Remembering Phule and Ambedkar on their Birth Anniversaries

April 11 and 14 mark the birth anniversaries of two of India's greatest names in the battle for social equality - Jyotirao Phule and Babasaheb Ambedkar. This year we are celebrating the 197th birth anniversary of Phule (11 April 1827 - 28 November 1890) and the 133rd anniversary of Dr. Ambedkar (14 April 1891 - 6 December 1956). At a time when modern India is experiencing the most vicious assault on the constitutional foundation of the Indian Republic and an aggressive recrudescence of feudal patriarchal values and shackles, the messages of Phule and Ambedkar have become ever more pertinent and inspiring.

Progressive people across the world remember 1848 as the year of publication of the Communist Manifesto. The same year, a young Jyotirao (popularly known as Jyotiba) Phule, just 21 years old then, and his wife Savitribai Phule, who was only 17, started India's first school for girls at Bhidewada, Pune. This was also the year when Phule had read American philosopher Thomas Paine's book "Rights of Man" defending the French Revolution. This pioneering initiative to impart education to women and oppressed castes invited the wrath of the Manusmriti-abiding conservative upper-caste elite, and the Phules, ostracised even by their near and dear ones, could carry on their women's education campaign only with the exemplary backing of two of their Muslim friends, Fatima Sheikh and her brother Usman Sheikh.

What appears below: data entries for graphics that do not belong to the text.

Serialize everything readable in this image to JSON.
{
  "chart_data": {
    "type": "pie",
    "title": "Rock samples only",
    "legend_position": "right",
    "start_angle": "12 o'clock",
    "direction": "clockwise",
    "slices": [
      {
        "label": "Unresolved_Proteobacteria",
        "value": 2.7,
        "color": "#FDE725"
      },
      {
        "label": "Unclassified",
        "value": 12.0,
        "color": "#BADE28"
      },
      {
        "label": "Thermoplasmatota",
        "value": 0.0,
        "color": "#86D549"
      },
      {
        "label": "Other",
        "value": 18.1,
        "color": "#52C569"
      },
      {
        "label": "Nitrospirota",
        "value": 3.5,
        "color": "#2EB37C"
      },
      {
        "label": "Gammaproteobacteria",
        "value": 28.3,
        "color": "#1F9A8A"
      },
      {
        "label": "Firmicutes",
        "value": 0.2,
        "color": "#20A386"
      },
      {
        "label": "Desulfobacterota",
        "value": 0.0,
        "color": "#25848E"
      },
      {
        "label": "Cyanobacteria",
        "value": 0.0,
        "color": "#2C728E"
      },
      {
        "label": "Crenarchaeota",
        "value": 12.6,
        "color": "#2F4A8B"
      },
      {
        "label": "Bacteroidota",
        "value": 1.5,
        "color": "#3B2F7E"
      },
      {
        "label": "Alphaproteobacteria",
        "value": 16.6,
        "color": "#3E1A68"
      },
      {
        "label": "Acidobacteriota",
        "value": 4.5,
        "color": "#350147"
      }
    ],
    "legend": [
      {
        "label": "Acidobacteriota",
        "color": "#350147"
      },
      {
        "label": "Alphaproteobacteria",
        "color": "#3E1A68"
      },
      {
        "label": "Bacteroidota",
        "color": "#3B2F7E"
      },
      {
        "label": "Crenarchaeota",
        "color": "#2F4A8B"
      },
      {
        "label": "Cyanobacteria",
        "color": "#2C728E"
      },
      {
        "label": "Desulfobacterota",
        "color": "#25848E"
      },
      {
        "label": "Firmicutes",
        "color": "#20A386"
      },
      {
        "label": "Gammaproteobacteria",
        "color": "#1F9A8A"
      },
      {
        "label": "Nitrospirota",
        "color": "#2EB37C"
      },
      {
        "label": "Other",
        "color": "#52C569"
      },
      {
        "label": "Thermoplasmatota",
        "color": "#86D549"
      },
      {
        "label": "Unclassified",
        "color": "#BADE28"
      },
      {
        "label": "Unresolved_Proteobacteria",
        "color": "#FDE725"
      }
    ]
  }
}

This was the beginning of an iconic comradeship and a great chapter of social justice and women's education in the history of modern India. Women's education became a tool of women's empowerment, raising a strong voice against infanticide and for widow remarriage. In stark contrast to today's hypocritical 'beti bachao, beti padhao' jumla by blatantly misogynistic forces, this was the original and genuine campaign for women's education and equality that shook up a hostile feudal setting. In 1873 Phule wrote his seminal work 'Gulamgiri' against India's own order of social slavery called the caste system and dedicated the book to those fighting racialised slavery in America.

Phule passed away in 1890, just around the time Ambedkar was born. By the 1920s, the social justice movement had found a great new champion in Ambedkar who had returned to India after obtaining degrees in economics and law from the UK and the US. Ambedkar recognised Phule as his great teacher and source of inspiration next only to Buddha and Kabir. 1927 was the defining year when Ambedkar took two historic steps - the Mahad Satyagraha in March 1927 asserting the right to water as a public good without any discrimination, and the public burning of the Manusmriti in December 1927, denouncing it as a code of slavery. In 1936, Ambedkar issued his clarion call: 'annihilation of caste'. The same year he formed the Independent Labour Party which identified caste and capitalism as its twin targets.

The next two decades saw Ambedkar in bigger roles, shaping a series of radical ideas and initiatives as colonial India gained freedom and the Constituent Assembly adopted the Constitution of free India which Ambedkar had drafted as chair of its drafting committee. The adoption of the Constitution did not mark the end of Ambedkar's journey, the battle for justice and social equality continued on the basis of the newly adopted Constitution. The Hindu Code Bill aimed at modernising Hindu personal law to ensure equal rights for Hindu women was his last major battle before he took the final step of embracing Buddhism, exercising the religious freedom guaranteed in the Constitution to choose one's own religion.

Today in the face of India's most decisive electoral battle where the very future of India's constitutional democracy is at stake we need to draw every strength and inspiration from the radical legacy of Phule and Ambedkar. We must remember that Babasaheb Ambedkar not only gave us the Constitution and reservation, he also warned us about the ominous implications of bhakti in politics, which he called a sure recipe for dictatorship, and the great calamity that would hit us if Hindu Rashtra were to become a fact. While commemorating the birth anniversaries of Phule and Ambedkar let us remember the insightful words of Ambedkar and work with all our might to save the Constitution and the democratic future of India.